(Article originally published in Italian)
With « Tactics & Mythologies: Andrea Orejarena & Caleb Stein », hosted at the Phoxxi-Casa della Fotografia Temporanea space from 7 September to 26 January 2025, the Deichtorhallen are launching a new cycle of exhibitions that explores the connections between contemporary photography, the visual culture of online communities and conspiracy theories that are so widespread and impactful in our time. « Viral Hallucinations » is the title of this new project that focuses on the different documentary strategies in our post-truth era , addressing the hybrid online spaces that have quickly become the primary source of information for billions of people.
The first solo exhibition in Europe of the New York duo Andrea Orejarena (1994) and Caleb Stein (1994) presents in this sense in Hamburg photographic and cinematic works that address the practices of simulation and the narratives of disinformation online. The two artists are known for their conceptual-documentary projects on individual perception and the collective construction of reality, published, among others, by the «New York Times», «The Guardian», «iD Vice», «Vogue Italia» and «Wallpaper*». They began their research in 2020 by starting to explore the galaxy of social media and the way in which the photographic medium appears in it , the fundamental role it plays in the culture of the artificial image.

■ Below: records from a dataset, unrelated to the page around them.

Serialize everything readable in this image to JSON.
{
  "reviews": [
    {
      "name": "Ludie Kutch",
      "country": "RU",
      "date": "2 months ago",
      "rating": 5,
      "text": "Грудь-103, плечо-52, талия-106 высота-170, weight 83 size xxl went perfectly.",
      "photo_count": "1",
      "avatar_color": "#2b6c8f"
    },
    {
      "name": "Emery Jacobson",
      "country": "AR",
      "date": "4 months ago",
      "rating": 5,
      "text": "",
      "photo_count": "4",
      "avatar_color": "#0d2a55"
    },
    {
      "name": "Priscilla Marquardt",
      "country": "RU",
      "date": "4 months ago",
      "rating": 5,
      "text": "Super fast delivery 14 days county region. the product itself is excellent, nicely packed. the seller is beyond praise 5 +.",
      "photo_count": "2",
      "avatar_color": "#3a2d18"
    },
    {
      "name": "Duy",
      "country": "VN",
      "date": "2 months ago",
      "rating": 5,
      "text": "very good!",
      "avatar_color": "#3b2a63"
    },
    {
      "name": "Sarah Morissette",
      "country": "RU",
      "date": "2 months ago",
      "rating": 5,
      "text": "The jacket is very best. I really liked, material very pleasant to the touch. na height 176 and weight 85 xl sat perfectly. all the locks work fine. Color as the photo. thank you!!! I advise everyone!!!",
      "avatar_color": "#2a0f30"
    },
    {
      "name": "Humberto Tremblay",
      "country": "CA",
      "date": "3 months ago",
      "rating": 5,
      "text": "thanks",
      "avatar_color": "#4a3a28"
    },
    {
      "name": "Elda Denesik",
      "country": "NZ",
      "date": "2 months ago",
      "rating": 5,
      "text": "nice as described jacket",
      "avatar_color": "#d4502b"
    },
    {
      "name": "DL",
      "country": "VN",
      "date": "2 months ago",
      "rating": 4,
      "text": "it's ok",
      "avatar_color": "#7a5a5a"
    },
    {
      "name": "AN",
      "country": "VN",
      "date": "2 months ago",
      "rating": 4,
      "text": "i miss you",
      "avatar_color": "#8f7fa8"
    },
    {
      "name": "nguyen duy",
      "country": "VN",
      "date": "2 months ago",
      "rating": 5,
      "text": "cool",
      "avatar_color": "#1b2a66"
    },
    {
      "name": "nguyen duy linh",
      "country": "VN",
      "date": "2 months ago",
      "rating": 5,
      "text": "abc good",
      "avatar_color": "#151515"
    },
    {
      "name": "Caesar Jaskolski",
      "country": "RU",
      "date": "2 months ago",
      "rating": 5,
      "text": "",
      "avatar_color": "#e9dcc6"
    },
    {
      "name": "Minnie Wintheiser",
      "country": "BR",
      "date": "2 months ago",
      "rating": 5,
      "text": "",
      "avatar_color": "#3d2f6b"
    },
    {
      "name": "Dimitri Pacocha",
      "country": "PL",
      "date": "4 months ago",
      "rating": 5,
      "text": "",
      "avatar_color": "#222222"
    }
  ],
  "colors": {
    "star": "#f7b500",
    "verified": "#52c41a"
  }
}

The result of these first four years of work is an archive of over 1,500 reproductions in which the influence of conspiracy narratives is evident in the specific case of the perception of the individual within American society. The two main projects presented in «Tactics & Mythologies», the installation «American Glitch» and the work «Long Time No See», respectively deal with today's American reality and the imagery inherited from the shared national past of the Vietnam War. If the first delves into the undergrowth of photographic narratives of alternative facts in the alleged places of conspiracy theory and seeking continuous references to the American photographic history on the road, the second touches a very sensitive nerve in the recent history of the nation, taking an interest in the role that photography can play today in the interaction between perception and imagination . Curated by Nadine Isabelle Henrich , the exhibition opens to poetic portraits and landscape views, focusing on the dissonant visual forms between subjective understanding and documentation.